Introduction
Le sentier, désert à cette heure tardive de la nuit, s’enfonçait dans l’obscurité glaciale du parc, la lune filtrait par les branches nues, dessinant des ombres tordues sur le sol. Alexi avançait d’un pas tranquille, les écouteurs au oreilles, ignorant que la nuit l’observait.
Un souffle d’air derriere lui fut sa seul alerte.Trop tard. Une main avec un gant noir, surgit de l’ombre et se plaqua contre sa bouche, éttouffant son cri.

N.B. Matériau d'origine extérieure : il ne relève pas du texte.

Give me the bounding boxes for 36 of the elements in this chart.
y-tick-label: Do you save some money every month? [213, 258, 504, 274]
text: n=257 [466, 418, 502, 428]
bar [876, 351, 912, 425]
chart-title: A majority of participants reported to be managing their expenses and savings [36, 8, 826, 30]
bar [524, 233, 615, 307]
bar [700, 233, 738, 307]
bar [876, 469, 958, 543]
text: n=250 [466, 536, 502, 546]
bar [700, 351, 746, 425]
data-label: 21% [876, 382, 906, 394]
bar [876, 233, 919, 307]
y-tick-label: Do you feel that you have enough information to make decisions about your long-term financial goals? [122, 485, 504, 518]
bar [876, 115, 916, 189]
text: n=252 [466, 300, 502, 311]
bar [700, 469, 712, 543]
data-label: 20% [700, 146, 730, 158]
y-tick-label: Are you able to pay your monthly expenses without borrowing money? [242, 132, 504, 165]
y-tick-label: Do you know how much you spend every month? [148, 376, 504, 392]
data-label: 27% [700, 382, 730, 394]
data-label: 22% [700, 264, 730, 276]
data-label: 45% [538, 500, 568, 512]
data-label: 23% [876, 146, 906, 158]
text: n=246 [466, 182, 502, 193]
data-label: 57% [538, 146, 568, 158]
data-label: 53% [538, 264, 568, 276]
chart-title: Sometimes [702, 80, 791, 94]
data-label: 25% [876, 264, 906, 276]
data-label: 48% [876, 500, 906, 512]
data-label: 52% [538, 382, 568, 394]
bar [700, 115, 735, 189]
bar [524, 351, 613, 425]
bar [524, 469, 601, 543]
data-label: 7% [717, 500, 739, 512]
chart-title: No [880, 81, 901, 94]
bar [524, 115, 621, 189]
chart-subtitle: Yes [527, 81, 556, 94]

Une lame s’enfonçait dans son flanc avec un bruit humide, atrocement réel, comme la chair qu’on déchire. La douleur l’arqua sur place, lui arrachant un râle étranglé. Le couteau remonta brutalement, frappant l’os de une de ses côtes dans un craquement sec qui résonna jusque dans son crâne.
Ses mains, tremblantes, s’agrippèrent au bras de son agresseur, mais déjâ la lame frappait de nouveau, transperçant plus haut. Un jet de sang jaillit de sa bouche, éclaboussant ses lèvres et son menton. il suffoquait, noyé dans son propre sang chaud et humide. Chaque respiration devenait un gargouillis, chaque seconde un supplice.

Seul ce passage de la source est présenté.